Even if a good portion of such centralized direction consists of efficient and incisive delegation, it still involves a considerable amount of administrative effort and executive complexity. Again, this all amounts to more work. In situations where prospects of compensation are modest, the workload tolerance should be as well.

One operational approach which may lend itself to communities of practice, is a joint model of do-ocracy and consent-based voluntarism. Do-ocracy is a mode of collective agency whereby individuals are empowered to take action with minimal need for group consensus.

Naturally, the virtue of do-ocracy is circumstantial, and mostly pertains to actions which are minimally consequential with respect to other members, and which are easily undone if the group reactively decides to undo them. If you conceptualize the whole sphere of operations required to sustain a given collective enterprise, some portion of those tasks can be considered conducive to do-ocracy. As an applied form of governance, do-ocracy often amounts to the path of least resistance, and its efficacy ultimately depends on the average discretion of the individuals involved.

With respect to the portion of tasks which do not lend themselves to individual discretion, some degree of consensus is required. Various consensus models can be employed to facilitate this phase of decision-making, but what is especially relevant to out present inquiry is not the decision-making process itself, but the execution of the decision.

It is here where this notion of consent-based voluntarism may apply, at least for some subset of tasks warranting group consensus. In this scenario, the person who suggests a project or undertaking is the person who ultimately administers said project or undertaking, provided consensus is reached. The objective of this approach is two-fold: firstly, to distribute executive agency among the group; and secondly, to reduce the rate at which people suggest actions which they themselves are unwilling to execute.

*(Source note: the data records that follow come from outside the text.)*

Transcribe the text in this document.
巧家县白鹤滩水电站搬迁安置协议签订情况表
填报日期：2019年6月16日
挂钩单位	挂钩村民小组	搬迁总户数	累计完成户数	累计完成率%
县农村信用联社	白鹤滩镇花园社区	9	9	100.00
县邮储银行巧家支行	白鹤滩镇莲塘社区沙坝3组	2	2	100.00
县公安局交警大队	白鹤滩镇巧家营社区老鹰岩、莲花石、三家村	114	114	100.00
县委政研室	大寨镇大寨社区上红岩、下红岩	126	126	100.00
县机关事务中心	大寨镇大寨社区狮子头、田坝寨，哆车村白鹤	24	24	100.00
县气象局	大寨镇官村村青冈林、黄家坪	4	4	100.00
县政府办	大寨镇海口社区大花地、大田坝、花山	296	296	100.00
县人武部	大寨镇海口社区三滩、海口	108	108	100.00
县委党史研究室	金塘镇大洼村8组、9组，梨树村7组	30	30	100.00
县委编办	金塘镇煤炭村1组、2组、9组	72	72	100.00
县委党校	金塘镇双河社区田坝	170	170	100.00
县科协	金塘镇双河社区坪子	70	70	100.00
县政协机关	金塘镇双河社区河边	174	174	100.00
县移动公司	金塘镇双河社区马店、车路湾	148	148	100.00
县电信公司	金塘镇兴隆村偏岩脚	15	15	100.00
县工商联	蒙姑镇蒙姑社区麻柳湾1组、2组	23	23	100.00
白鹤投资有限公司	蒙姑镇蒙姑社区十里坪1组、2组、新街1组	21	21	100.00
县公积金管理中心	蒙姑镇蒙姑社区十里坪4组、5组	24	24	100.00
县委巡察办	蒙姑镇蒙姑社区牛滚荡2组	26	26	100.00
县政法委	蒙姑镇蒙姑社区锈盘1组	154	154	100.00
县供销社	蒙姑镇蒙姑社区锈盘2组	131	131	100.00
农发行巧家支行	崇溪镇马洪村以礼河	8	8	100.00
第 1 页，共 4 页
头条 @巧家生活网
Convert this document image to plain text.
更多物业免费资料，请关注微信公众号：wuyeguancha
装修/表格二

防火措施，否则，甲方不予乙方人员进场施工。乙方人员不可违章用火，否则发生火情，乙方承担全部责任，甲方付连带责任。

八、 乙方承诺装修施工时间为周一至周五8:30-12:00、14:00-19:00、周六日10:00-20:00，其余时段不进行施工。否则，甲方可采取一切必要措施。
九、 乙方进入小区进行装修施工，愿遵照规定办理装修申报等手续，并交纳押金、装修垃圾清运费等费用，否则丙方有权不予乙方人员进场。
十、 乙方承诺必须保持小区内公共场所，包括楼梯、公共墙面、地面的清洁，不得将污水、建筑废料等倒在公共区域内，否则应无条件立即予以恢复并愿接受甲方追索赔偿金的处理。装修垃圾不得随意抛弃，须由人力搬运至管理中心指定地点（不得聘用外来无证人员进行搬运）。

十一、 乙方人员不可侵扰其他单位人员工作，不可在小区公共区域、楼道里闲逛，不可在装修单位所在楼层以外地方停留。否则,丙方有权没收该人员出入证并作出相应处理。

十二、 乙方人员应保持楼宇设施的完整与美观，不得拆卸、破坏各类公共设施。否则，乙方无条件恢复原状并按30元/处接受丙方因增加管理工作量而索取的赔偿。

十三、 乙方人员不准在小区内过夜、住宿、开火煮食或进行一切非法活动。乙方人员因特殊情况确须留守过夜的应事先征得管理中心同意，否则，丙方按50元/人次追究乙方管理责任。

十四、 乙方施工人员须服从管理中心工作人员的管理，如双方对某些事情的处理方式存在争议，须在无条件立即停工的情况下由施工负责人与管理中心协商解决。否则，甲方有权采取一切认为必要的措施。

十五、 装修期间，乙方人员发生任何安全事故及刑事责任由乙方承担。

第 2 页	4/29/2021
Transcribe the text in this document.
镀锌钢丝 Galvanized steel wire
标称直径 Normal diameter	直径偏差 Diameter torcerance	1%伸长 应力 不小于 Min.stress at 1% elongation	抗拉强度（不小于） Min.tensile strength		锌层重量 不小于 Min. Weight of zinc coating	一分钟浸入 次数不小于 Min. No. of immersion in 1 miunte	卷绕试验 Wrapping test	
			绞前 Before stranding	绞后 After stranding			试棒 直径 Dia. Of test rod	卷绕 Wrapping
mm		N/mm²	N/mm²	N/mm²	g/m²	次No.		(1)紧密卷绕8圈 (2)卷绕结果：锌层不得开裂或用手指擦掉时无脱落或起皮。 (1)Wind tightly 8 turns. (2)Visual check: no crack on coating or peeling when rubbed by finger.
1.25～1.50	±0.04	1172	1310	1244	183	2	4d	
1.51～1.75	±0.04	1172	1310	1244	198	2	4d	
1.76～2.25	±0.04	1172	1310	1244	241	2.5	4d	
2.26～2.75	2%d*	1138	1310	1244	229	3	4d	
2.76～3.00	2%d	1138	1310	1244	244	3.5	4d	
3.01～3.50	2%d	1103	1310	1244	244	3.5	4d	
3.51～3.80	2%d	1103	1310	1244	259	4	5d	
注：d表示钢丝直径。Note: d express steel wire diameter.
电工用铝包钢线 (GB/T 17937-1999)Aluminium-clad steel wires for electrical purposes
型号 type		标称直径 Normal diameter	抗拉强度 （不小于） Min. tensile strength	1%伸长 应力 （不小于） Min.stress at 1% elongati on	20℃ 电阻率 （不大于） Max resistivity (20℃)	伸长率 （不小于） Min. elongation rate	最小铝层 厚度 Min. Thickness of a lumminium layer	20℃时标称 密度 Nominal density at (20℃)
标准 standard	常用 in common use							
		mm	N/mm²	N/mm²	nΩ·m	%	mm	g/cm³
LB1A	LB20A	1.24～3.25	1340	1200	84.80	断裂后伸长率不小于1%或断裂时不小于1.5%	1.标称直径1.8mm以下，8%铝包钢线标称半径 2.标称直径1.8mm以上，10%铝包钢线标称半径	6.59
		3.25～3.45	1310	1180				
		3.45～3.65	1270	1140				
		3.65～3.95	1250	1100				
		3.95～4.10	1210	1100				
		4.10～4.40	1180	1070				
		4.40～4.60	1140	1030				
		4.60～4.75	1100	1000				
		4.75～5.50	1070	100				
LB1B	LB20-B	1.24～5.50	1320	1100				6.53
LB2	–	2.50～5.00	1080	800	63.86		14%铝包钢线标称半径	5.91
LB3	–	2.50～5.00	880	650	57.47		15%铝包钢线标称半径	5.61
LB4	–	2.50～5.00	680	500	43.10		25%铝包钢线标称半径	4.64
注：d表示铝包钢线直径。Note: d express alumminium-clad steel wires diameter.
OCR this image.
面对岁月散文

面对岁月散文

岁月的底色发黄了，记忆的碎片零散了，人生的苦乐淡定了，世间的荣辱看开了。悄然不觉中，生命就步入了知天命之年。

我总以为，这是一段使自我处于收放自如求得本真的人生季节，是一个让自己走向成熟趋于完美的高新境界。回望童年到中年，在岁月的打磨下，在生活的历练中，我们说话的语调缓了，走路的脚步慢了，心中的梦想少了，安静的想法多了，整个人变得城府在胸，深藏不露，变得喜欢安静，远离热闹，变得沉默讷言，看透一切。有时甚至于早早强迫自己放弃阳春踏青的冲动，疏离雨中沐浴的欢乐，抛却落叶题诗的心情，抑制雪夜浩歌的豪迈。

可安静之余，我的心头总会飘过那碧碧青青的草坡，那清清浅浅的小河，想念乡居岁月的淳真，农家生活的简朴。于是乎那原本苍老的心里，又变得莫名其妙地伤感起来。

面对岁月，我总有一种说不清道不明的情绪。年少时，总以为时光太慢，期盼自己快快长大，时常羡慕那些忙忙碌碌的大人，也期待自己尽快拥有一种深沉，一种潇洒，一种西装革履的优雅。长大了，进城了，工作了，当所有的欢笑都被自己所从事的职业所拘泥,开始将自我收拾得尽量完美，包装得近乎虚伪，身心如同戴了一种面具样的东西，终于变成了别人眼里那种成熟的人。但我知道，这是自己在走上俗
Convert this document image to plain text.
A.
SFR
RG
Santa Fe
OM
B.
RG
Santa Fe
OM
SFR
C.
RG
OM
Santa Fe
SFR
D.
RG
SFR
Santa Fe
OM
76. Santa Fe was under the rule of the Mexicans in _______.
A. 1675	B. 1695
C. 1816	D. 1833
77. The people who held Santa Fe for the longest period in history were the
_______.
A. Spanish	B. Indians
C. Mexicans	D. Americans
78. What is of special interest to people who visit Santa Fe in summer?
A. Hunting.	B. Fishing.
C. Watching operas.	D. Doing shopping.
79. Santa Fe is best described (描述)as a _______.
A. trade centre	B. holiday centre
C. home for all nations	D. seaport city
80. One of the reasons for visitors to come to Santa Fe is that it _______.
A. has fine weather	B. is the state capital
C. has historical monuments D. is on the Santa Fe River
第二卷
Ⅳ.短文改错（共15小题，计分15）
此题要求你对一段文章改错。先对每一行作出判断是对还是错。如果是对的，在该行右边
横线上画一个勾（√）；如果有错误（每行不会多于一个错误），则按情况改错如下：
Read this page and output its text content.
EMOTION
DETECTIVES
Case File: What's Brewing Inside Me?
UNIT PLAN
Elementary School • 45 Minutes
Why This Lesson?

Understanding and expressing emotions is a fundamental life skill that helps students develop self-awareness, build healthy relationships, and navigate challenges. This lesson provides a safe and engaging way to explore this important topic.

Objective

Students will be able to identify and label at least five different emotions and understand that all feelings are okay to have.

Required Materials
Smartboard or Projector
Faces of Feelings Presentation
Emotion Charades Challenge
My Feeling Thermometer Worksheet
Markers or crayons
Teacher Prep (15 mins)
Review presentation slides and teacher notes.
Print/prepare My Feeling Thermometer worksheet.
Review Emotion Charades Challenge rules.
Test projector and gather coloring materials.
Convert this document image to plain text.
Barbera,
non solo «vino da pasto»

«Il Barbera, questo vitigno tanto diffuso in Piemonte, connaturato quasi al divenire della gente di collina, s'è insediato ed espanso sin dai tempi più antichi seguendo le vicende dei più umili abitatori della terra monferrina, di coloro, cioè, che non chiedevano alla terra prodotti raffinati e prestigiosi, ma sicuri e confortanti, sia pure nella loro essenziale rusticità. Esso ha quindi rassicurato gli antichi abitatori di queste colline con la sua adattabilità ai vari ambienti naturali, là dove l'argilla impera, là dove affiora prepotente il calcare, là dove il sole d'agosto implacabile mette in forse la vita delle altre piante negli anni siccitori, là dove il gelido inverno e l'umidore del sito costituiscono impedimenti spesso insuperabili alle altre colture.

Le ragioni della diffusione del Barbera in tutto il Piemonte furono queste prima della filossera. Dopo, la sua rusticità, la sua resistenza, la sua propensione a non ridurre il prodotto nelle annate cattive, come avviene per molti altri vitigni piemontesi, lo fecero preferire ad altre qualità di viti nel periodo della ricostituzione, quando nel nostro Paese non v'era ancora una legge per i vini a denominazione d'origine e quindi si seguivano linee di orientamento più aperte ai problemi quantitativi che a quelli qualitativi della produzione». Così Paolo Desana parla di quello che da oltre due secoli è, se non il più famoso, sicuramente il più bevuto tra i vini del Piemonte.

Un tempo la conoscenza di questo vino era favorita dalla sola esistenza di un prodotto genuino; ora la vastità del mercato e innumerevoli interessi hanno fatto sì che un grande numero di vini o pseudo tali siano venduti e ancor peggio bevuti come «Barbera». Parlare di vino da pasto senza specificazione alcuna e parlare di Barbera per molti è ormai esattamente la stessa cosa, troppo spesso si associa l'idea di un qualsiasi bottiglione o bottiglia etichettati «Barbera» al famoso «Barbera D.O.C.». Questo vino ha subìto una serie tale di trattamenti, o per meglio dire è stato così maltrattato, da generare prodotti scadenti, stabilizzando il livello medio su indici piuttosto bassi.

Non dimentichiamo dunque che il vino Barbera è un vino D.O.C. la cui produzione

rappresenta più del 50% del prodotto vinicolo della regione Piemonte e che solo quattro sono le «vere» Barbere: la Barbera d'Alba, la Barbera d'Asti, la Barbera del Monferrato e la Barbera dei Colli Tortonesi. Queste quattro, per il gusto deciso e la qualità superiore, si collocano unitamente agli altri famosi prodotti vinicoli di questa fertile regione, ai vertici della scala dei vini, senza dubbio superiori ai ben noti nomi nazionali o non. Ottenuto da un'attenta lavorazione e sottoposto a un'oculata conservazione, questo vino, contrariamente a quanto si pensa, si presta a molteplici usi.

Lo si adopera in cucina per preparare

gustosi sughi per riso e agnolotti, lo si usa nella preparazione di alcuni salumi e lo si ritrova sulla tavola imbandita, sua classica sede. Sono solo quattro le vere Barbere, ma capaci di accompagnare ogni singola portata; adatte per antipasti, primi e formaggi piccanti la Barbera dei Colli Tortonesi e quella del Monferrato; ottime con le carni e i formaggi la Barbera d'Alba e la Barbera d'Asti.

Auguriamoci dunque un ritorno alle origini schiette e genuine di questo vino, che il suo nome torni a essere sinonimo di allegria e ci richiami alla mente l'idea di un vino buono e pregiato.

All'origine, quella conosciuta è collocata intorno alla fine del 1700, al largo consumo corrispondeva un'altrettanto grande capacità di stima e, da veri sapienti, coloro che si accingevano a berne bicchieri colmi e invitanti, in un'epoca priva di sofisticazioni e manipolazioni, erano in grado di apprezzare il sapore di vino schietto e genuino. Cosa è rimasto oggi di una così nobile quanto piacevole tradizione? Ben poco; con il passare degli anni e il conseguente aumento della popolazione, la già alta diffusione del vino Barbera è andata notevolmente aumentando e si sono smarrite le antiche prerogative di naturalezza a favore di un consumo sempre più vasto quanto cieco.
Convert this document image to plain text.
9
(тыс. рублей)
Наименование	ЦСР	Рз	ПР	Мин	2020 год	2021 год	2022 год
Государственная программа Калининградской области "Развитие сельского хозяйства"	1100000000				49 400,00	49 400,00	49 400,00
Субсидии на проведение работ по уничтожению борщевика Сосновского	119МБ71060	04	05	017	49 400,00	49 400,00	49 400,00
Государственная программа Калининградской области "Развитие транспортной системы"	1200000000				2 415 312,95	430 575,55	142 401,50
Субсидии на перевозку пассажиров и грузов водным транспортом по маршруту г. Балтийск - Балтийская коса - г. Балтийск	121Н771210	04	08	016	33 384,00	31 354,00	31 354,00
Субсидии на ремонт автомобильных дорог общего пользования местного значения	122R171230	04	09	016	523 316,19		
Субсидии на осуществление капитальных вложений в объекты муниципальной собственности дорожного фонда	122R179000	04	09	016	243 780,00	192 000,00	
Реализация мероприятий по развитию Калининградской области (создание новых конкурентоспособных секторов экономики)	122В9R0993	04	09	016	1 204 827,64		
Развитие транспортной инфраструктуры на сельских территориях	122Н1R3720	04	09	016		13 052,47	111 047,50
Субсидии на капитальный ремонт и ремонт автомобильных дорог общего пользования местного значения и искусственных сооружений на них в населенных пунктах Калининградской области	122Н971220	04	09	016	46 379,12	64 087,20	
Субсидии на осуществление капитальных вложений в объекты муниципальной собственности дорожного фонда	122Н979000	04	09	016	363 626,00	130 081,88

This latter phenomenon can be seen as a chronic yet often unrecognized factor contributing to scope creep, collective fatigue, and ultimately burnout. It is much easier to support the idea of some project, and to support the idea of someone else in the group handling it, than it is to volunteer to handle it oneself. Instead of promoting a culture where members passively suggest action items with the assumption that other members will volunteer for it, communities of practice may wish to promote a culture whereby action items are owned by those who suggest them.

The purpose of this shift in expectations is to encourage members to duly consider the importance of the actions they suggest, and to diminish the amount of unimportant work which tacitly falls upon the group facilitators to handle. By adopting a culture wherein whoever suggests an action is the one expected to execute it, we may expect to not only filter out some of the less important actions which clog up collective bandwidth, but beyond that also to distribute the more important or interesting projects among those with the capacity to suggest and execute them.

Conclusion

Communities of practice can provide a sense of belonging and an opportunity to learn from peers in an environment of mutualistic development. However, their organizational character arguably sets them aside from the more traditional approaches to bootstrapping collective enterprise. Thankfully, the unique purposes they serve can be fulfilled in low-overhead manners, provided members take a careful and conservative approach to administration and growth, bearing in mind the groups limitations. The considerations highlighted above will hopefully serve to inform generalized, yet operationally viable, protocols for communities of practice.